执行此单元格以安装所有依赖项。**安装完成后，您可能需要重启运行时（Runtime -> Restart session）。**

In [None]:
!pip install torch transformers numpy scipy scikit-learn tqdm datasets sentencepiece accelerate

## 2. Write Python Files

依次执行以下单元格，将项目的 Python 源代码写入 Colab 环境。

In [None]:
%%writefile moe_watermark.py
import torch
import torch.nn as nn
from transformers import AutoModelForCausalLM
from typing import Callable, Optional, Tuple

class MoEWatermark:
    """
    实现了 MoE Gating 水印的核心逻辑。
    此类的方法将被注入 (patch) 到预训练模型的 MoE Gating 模块中。
    """
    
    def __init__(self, K_sec: str, epsilon: float, num_experts: int, k_top: int, device: torch.device):
        self.secret_key = K_sec
        self.epsilon = epsilon
        self.num_experts = num_experts
        self.k_top = k_top
        self.device = device
        
        # 理论: epsilon = Var[delta_l]
        # 实现: 我们在 "绿色专家" 上施加正偏置 b, 
        # 在 k_top 个 "红色专家" 上施加负偏置 -b', 以保持均值接近0
        # 这是一个简化的实现，更精确的实现需要匹配 Var
        self.bias_strength = torch.sqrt(torch.tensor(self.epsilon, device=self.device)) * 5.0 # 简化的启发式调整

    def get_context_hash(self, hidden_states: torch.Tensor) -> int:
        """
        根据上下文 (hidden_states) 生成一个用于 PRNG 的种子。
        这是一个简化的实现。
        """
        # [batch_size, seq_len, dim] -> [batch_size, seq_len]
        hashed = torch.sum(hidden_states, dim=-1).long() 
        # 使用最后一个 token 的哈希值
        # [batch_size]
        last_token_hash = hashed[:, -1] 
        # 合并 batch 中的哈希值
        seed = torch.sum(last_token_hash).item()
        return hash((self.secret_key, seed))

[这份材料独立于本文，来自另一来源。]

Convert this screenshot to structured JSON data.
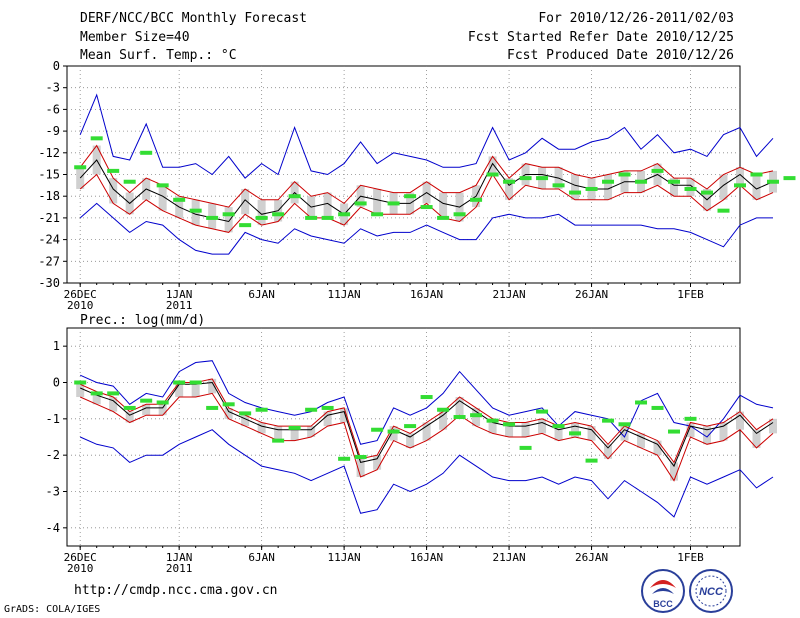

    def get_bias_vector(self, hidden_states: torch.Tensor) -> torch.Tensor:
        """
        生成偏置向量 delta_l。
        严格遵循方案 2. 节。
        """
        batch_size, seq_len, _ = hidden_states.shape
        context_hash = self.get_context_hash(hidden_states)
        
        # 使用确定性的种子
        generator = torch.Generator(device=self.device)
        generator.manual_seed(context_hash)
        
        delta_l = torch.zeros((batch_size, seq_len, self.num_experts), device=self.device)
        
        # 1. 选择一个 "绿色专家"
        green_expert = torch.randint(0, self.num_experts, (batch_size, seq_len), generator=generator, device=self.device)
        
        # 2. 施加正偏置
        delta_l.scatter_(-1, green_expert.unsqueeze(-1), self.bias_strength)
        
        # 3. (可选) 施加负偏置以平衡
        # ...
        
        return delta_l

    def watermarked_router_forward(
        self, 
        original_forward: Callable, 
        hidden_states: torch.Tensor
    ) -> Tuple[torch.Tensor, torch.Tensor, torch.Tensor, torch.Tensor, torch.Tensor]:
        """
        被修补 (patched) 的前向传播函数。
        """
        # 1. 原始 logits
        # [batch_size, seq_len, num_experts]
        l_0 = original_forward(hidden_states)
        
        # 2. 生成并注入偏置
        delta_l = self.get_bias_vector(hidden_states)
        l_1 = l_0 + delta_l
        
        # 3. 计算 p0 (用于检测器) 和 p1 (用于路由)
        # 注意: p0 和 p1 都是完整的 softmax 分布
        p_0_dist = torch.softmax(l_0, dim=-1)
        p_1_dist = torch.softmax(l_1, dim=-1)
        
        # 4. Gating 路由（实际执行）
        # 使用 l_1 (水马 logits) 进行 Top-k 选择
        # [batch_size, seq_len, k_top]
        top_k_scores, S_indices = torch.topk(p_1_dist, self.k_top, dim=-1)
        
        # 归一化 top-k 得分
        top_k_scores = top_k_scores / (top_k_scores.sum(dim=-1, keepdim=True) + 1e-9)
        
        # 5. 返回检测器所需信息
        # p0, p1 (完整分布), S_indices (k个激活索引)
        return top_k_scores, S_indices, p_0_dist, p_1_dist, S_indices

def patch_moe_model_with_watermark(
    model: AutoModelForCausalLM, 
    K_sec: str, 
    epsilon: float
) -> AutoModelForCausalLM:
    """
    "修补" 一个预训练的 MoE 模型，注入水印逻辑。
    注意：这高度依赖于模型的具体实现 (如此处的 Mixtral)。
    """
    
    # 假设模型是 Mixtral
    if "Mixtral" not in model.config.model_type:
        raise NotImplementedError("此修补脚本目前仅支持 Mixtral 架构。")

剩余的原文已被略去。